Cansaço, angústia e vazio. O burnout é muito mais do que uma fase ruim no trabalho, é um quadro que pode levar embora a alegria e fazer com que o indivíduo se sinta perdido. O Brasil ocupa o segundo lugar entre os países com mais casos no mundo

Esse quadro surge quando a pessoa passa a ignorar seus próprios limites -  (crédito: Freepik/ Dragos Condrea)
Esse quadro surge quando a pessoa passa a ignorar seus próprios limites - (crédito: Freepik/ Dragos Condrea)

Torcer para que a sexta-feira se aproxime é o desejo daqueles que almejam o descanso de mais uma semana de trabalho. É a chegada do happy hour e do lazer na companhia de amigos e familiares. Enfim, é sábado e domingo. Longe das demandas de trabalho, é o momento preferido para o descanso mental. Mas o que acontece com os profissionais que não conseguem se desvencilhar? Muitos, inclusive, temem a chegada da segunda-feira ao ponto de terem crises de ansiedade. Isso é o que acontece quando o burnout aparece.
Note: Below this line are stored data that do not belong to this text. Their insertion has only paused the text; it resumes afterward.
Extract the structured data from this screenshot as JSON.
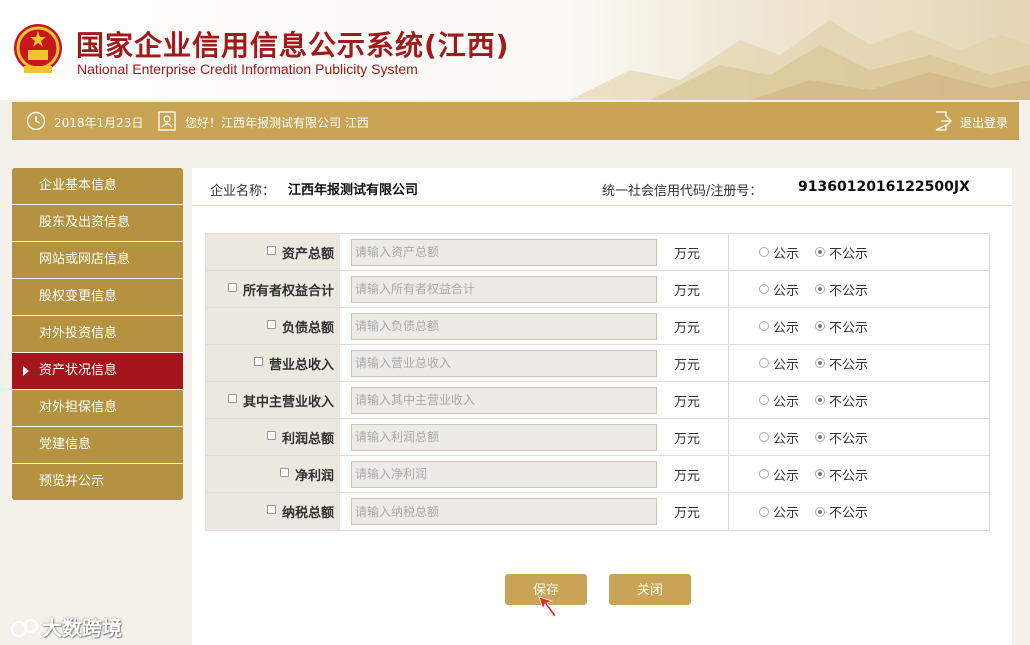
{
  "header": {
    "title_cn": "国家企业信用信息公示系统(江西)",
    "title_en": "National Enterprise Credit Information Publicity System"
  },
  "infobar": {
    "date": "2018年1月23日",
    "greeting": "您好！江西年报测试有限公司  江西",
    "logout": "退出登录"
  },
  "sidebar": {
    "items": [
      {
        "label": "企业基本信息"
      },
      {
        "label": "股东及出资信息"
      },
      {
        "label": "网站或网店信息"
      },
      {
        "label": "股权变更信息"
      },
      {
        "label": "对外投资信息"
      },
      {
        "label": "资产状况信息",
        "active": true
      },
      {
        "label": "对外担保信息"
      },
      {
        "label": "党建信息"
      },
      {
        "label": "预览并公示"
      }
    ]
  },
  "company": {
    "name_label": "企业名称：",
    "name_value": "江西年报测试有限公司",
    "code_label": "统一社会信用代码/注册号：",
    "code_value": "9136012016122500JX"
  },
  "form": {
    "unit": "万元",
    "public_label": "公示",
    "private_label": "不公示",
    "rows": [
      {
        "label": "资产总额",
        "placeholder": "请输入资产总额"
      },
      {
        "label": "所有者权益合计",
        "placeholder": "请输入所有者权益合计"
      },
      {
        "label": "负债总额",
        "placeholder": "请输入负债总额"
      },
      {
        "label": "营业总收入",
        "placeholder": "请输入营业总收入"
      },
      {
        "label": "其中主营业收入",
        "placeholder": "请输入其中主营业收入"
      },
      {
        "label": "利润总额",
        "placeholder": "请输入利润总额"
      },
      {
        "label": "净利润",
        "placeholder": "请输入净利润"
      },
      {
        "label": "纳税总额",
        "placeholder": "请输入纳税总额"
      }
    ]
  },
  "buttons": {
    "save": "保存",
    "close": "关闭"
  },
  "watermark": "大数跨境",
  "colors": {
    "brand_red": "#a0191b",
    "gold": "#c9a356",
    "nav_gold": "#b4923f",
    "nav_active": "#a3161c"
  }
}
Embora não seja uma doença inédita, a síndrome de esgotamento profissional tem alcançado milhões de pessoas ao redor do mundo, sobretudo no Brasil, que ocupa o segundo lugar entre os países que mais têm casos de burnout, perdendo apenas para o Japão, onde 70% da população lida com o problema, conforme estudo divulgado pela International Stress Management Association (Isma), em 2023.

Dados da Associação Nacional de Medicina do Trabalho (Anamt) mostram que cerca de 30% das pessoas que trabalham no Brasil sofrem com esse quadro e, no início deste ano, o burnout entrou na lista de doenças ocupacionais no país. A mudança faz parte da nova Classificação Internacional de Doenças (CID-11) da Organização Mundial da Saúde (OMS) e valida ainda mais a síndrome, responsável por inúmeros afastamentos profissionais e aposentadorias, como um problema de saúde pública. 
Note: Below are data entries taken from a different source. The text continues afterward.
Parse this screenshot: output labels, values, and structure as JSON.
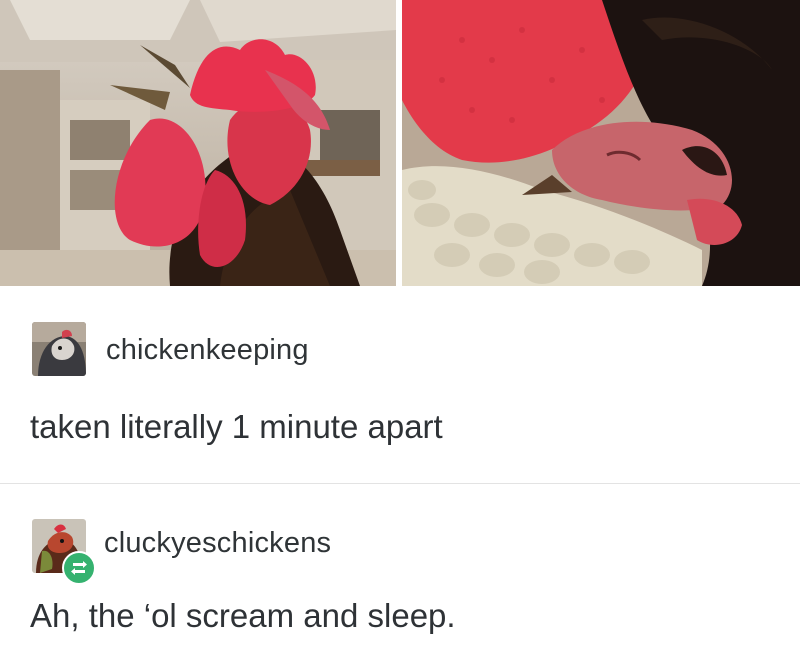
{
  "photos": {
    "left_alt_icon": "screaming-rooster-photo",
    "right_alt_icon": "sleeping-rooster-photo"
  },
  "posts": [
    {
      "username": "chickenkeeping",
      "text": "taken literally 1 minute apart"
    },
    {
      "username": "cluckyeschickens",
      "text": "Ah, the ‘ol scream and sleep.",
      "badge_icon": "reblog-icon"
    }
  ],
  "colors": {
    "reblog_badge": "#35b26f",
    "text": "#2e3236",
    "comb_red": "#e0303f"
  }
}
No entanto, ao contrário do que muitos pensam, essa condição vai muito além do que só "uma fase ruim no trabalho". De acordo com Denise Milk, psicóloga e especialista em saúde mental no trabalho, o burnout nasce quando o corpo pede socorro e a mente já não consegue mais fingir que está tudo bem, especialmente depois de um período no qual o indivíduo começa a se sentir sobrecarregado.

"Conhece aquela sensação de estar esgotado o tempo todo, mesmo depois de um final de semana de descanso? Ou de ir trabalhar com um nó na garganta e a mente carregada, sem motivação? Esses podem ser os primeiros sinais, uma síndrome de esgotamento físico e emocional causada por estresse crônico no próprio emprego", explica. Diferentemente do cansaço comum, que melhora com uma boa noite de sono, o burnout é mais profundo. 

Segundo a especialista, ele se instala devagar, mas vai consumindo a energia, a motivação e até a alegria de viver. "Esse quadro surge quando a pessoa passa a ignorar seus próprios limites, tentando dar conta de tudo, sem parar, sem ajuda e, muitas vezes, sem reconhecimento. Ambientes de trabalho muito exigentes, com pouca autonomia e pouca empatia, aumentam muito o risco", destaca Denise.

Luz no fim do túnel

"Você não pode se curar se ficar no mesmo lugar que te adoeceu." Esse foi o lema usado por Tatiana Felix, 46 anos, para tentar superar o burnout, que apareceu em sua vida em 2019. Atuando na área hospitalar, como fisioterapeuta, enfrentava diversos dilemas quanto à profissão que tinha escolhido exercer. Cerca de 70 horas semanais, uma chefe autoritária e uma rotina que passou a perder o sentido, especialmente com o fardo nos ombros crescendo cada vez mais.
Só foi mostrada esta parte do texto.